A noite eu tomei o primeiro comprimido e a sensação que deu foi de um sono de pedra, eu simplesmente apaguei e só acordei no outro dia, nem consegui sonhar. Despertei bem indisposta, cansada e sonolenta, mas com um banho me senti muito melhor e pulei em cima de Lore para a gente ir correr, ela tinha encaixado na nossa rotina. As vezes, a gente dava um mergulho no mar antes de retornar e nesse dia, pedi para ficar mais um pouquinho. Quando perguntei se ela ia trabalhar naquele dia fui surpreendida com a notícia de que Lorena só retornaria quando as minhas férias acabassem. É tocante imaginar alguém parando completamente a vida por mim, mas por outro lado fazia eu me sentir um peso, uma âncora puxando a pessoa que eu mais amo para o fundo do poço. Infelizmente ou felizmente, já estava decidido, tentei protestar, mas não adiantou. Eu aceitei e prometi tentar não problematizar aquilo e pensar apenas no lado positivo.
Pouco tempo depois que chegamos em casa, minha cunhada chegou com Mih, e tivemos uma tarde divertida com ela enchendo meu cabelo de cores e a noite dormimos bem cedo, ela pelo cansaço e eu pelo remédio.

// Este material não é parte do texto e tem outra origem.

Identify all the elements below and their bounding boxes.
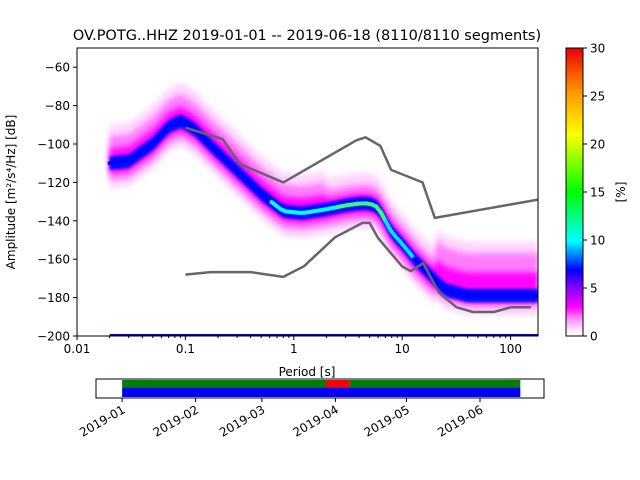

No outro dia Lore nos mostrou uma programação que havia feito, a gente ia fazer um tour pelos pontos turísticos de Salvador, visitar meus sogros, assistir um jogo do Flamengo uma final do Minas e na volta ainda passaríamos na Pousada Lara ver os meus pais. Foi perfeito, cada momento, tivemos dias calmos e outros eletrizantes. Respirar novos ares me fez muito bem, eu só tinha muito receio em sair a noite, então evitamos o máximo possível, não foi um grande problema fazer isso, ainda mais vencidas pelo cansaço ao final do dia.
Quando voltamos, Mimi foi passar a última semana de férias com o pai e nós duas aproveitamos aquele tempo para nos reorganizar, agora as duas rotinas iriam voltar a funcionar de verdade.
Saindo do banho, olhando para o espelho, consegui notar um progresso na minha feição, eu estava com uma aparência mais agradável ao olhar. Fiquei lembrando dos meus últimos dias tão divertidos e acabei esboçando um sorriso. Eu tenho muita sorte de ter uma mulher tão foda quanto Lore é na minha vida.
Saí do banheiro decidida a surpreende-la com algo bom e nós tivemos uma tarde regada a um sexo completo, intenso, quente e extremamente prazeroso. Eu não sabia que sentia tanta falta até ter ela ali dominando o meu corpo e me enchendo de amor. O que começou na cama, terminou embaixo do chuveiro, e quando terminamos após muitos orgasmos, com aquela mulher linda rindo olhando dentro dos meus olhos, eu tive certeza de que aquela fase ruim ia passar e nós íamos vencer juntas!